Psychotherapy as Art

To me, psychotherapy is an art.

My privilege and opportunity to help heal a wounded person is a creative challenge. It’s so personally relevant as well as professionally fulfilling.

It’s art because of the need to create something out of chaos. 

I need to enter the world of another fellow human. I need to be an integrationist to get to the “whole person.” 

I need to reason logically. I need to organize knowledge. I need to formulate coherent explanations for psychological, emotional, and spiritual phenomena.

My greatest benefit of practicing the art is what I learn from each person I see. Each brings with him the colors of his life.  
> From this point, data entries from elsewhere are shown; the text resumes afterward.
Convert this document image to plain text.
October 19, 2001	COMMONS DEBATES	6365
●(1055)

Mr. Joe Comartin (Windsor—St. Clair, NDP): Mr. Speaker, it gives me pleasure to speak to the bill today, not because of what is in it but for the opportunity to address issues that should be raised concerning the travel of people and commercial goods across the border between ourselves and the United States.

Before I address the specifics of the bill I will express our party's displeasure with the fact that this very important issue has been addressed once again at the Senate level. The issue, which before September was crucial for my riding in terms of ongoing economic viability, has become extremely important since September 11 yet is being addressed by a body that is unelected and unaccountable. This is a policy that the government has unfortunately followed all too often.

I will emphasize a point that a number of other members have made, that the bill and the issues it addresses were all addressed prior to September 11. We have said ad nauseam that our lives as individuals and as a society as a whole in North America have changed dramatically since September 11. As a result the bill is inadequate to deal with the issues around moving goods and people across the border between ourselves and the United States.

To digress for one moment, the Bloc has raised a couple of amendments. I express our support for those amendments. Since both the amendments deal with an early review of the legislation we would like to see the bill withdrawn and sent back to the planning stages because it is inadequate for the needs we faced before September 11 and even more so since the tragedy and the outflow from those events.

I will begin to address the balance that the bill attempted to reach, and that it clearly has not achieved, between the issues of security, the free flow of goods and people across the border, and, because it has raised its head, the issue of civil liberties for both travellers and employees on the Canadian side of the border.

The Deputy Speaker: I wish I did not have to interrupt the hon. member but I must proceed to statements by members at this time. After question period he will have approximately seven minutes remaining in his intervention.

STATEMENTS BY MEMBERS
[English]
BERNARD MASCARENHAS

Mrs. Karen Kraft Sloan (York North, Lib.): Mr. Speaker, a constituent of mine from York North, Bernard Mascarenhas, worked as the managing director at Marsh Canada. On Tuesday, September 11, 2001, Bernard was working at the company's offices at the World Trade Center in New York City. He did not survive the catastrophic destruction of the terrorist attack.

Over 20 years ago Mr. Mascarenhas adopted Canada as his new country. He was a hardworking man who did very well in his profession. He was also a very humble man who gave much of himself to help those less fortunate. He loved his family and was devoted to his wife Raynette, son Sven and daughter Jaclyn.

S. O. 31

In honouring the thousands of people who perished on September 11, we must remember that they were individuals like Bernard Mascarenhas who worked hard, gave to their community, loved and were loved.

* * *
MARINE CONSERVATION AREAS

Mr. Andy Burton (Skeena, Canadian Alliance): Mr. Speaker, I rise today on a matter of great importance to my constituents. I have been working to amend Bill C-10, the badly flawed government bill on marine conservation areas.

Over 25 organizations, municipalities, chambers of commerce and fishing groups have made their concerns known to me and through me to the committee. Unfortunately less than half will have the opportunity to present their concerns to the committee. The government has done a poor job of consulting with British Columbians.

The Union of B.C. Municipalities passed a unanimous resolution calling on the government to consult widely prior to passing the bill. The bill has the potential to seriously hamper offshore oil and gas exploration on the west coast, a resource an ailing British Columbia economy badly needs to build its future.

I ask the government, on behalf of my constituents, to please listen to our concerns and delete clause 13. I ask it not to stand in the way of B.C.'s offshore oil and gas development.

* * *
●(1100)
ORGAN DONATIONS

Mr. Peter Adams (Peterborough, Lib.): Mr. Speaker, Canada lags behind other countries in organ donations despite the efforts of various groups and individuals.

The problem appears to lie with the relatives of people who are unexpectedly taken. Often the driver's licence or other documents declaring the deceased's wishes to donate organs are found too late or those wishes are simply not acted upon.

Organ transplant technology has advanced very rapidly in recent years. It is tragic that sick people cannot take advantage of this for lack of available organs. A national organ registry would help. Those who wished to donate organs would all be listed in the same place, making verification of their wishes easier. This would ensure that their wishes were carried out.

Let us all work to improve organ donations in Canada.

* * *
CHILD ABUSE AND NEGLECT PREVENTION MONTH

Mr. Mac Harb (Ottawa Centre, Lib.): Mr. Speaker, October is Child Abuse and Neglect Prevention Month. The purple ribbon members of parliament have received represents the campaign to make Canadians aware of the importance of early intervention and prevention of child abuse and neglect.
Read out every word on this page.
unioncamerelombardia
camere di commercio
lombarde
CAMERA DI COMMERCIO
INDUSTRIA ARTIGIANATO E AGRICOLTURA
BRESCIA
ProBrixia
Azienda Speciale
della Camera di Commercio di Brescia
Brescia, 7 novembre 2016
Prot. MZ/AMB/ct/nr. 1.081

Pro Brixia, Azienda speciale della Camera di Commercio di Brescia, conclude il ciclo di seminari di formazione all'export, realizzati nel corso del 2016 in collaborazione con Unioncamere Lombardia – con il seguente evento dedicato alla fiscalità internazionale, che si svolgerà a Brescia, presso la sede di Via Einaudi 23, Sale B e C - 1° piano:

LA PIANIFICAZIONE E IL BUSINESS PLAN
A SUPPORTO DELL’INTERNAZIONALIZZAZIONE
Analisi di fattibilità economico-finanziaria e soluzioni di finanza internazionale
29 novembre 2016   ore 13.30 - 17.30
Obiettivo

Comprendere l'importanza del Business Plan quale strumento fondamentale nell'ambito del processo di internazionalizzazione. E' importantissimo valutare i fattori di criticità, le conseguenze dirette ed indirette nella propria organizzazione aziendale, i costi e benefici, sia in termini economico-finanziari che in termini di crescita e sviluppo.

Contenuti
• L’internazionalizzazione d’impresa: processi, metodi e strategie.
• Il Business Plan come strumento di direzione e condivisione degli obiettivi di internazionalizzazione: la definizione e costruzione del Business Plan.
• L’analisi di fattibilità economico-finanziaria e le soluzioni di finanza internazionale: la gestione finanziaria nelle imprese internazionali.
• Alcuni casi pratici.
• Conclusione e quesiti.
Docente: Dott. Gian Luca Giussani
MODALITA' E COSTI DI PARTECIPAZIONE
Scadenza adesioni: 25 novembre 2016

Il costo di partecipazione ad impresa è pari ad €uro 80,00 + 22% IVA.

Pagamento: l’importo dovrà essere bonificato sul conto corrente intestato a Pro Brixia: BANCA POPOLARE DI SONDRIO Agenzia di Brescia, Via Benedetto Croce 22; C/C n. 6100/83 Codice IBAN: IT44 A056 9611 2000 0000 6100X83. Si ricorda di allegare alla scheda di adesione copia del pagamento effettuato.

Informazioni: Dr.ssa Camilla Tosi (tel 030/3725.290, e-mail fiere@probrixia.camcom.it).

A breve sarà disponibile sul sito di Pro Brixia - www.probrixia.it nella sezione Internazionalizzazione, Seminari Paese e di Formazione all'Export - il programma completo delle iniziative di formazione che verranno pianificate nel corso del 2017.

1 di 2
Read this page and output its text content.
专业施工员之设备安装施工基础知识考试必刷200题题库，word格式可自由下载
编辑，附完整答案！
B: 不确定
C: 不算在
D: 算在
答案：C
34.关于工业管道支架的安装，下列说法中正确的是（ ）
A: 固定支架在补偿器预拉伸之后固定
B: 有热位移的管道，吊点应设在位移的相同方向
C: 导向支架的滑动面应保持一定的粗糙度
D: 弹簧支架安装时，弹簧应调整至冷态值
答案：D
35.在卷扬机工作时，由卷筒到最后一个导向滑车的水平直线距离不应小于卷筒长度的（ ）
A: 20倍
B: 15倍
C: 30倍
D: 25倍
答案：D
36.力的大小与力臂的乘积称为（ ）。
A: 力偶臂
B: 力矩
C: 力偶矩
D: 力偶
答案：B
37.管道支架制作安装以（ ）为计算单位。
And my work is to share the context of his life. I’m thus offered a glimpse into the most intimate world of humanity.


Psychotherapist J.T. Bugental once said that “clients teach lessons to their therapists.” He said that what he considers most important to know and understand about life he learned doing therapy.

As I immerse my self in the colors of my client’s lives, I therefore spend much time learning as much as I can from them as they learn from me.

Look at some of these “colors” I discovered:  that suffering is part of life, that choice is healing, that perfectionism is a disease, that clients imprison themselves that limit their choices and possibilities, that relationships grow or die etc

I’m heavily influenced by my psychology and theology studies in my practice of psychotherapy. 

But, also inspired as well by Fyodor Dostoevsky, William Shakespeare, Rollo May, Carl Jung, Soren Kierkegaard, or Nietzsche, among others.

Without fiction or literature I read, beside my own deepest personal journeys, my practice of my art is going to be hollow and one-dimensional.

I am amazed and feel the gift the art is giving my own life as well as those of others I encounter.